Henry Craik, ed. English Prose. 1916.
Vol. I. Fourteenth to Sixteenth Century

Newton’s Discovery

John Arbuthnot (1667–1735)

From An Essay on the Usefulness of Mathematical Learning

BUT though the industry of former ages had discovered the periods of the great bodies of the universe, and the true system and order of them, and their orbits pretty near; yet was there one thing still reserved for the glory of this age and the honour of the English nation, the grand secret of the whole machine; which, now it is discovered, proves to be (like the other contrivances of infinite wisdom) simple and natural, depending upon the most known and most common property of matter, viz.: gravity.
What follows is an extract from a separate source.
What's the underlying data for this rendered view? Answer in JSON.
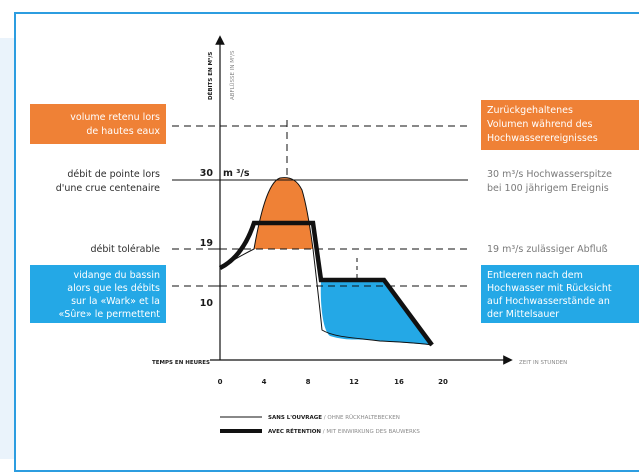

From this the incomparable Mr. Newton, has demonstrated the theories of all the bodies of the solar system, of all the primary planets and their secondaries, and among others, the moon, which seemed most averse to numbers; and not only of the planets, the slowest of which completes its period in less than half the age of a man, but likewise of the comets, some of which it is probable spend more than 2000 years in one revolution about the sun; for whose theory he has laid such a foundation, that after ages, assisted with more observations, may be able to calculate their returns. In a word, the precession of the equinoctial points, the tides, the unequal vibration of pendulous bodies in different latitudes, etc., are no more a question to those that have geometry enough to understand what he has delivered on those subjects: a perfection in philosophy that the boldest thinker durst hardly have hoped for; and, unless mankind turn barbarous, will continue the reputation of this nation as long as the fabric of nature shall endure. After this, what is it we may not expect from geometry joined to observations and experiments?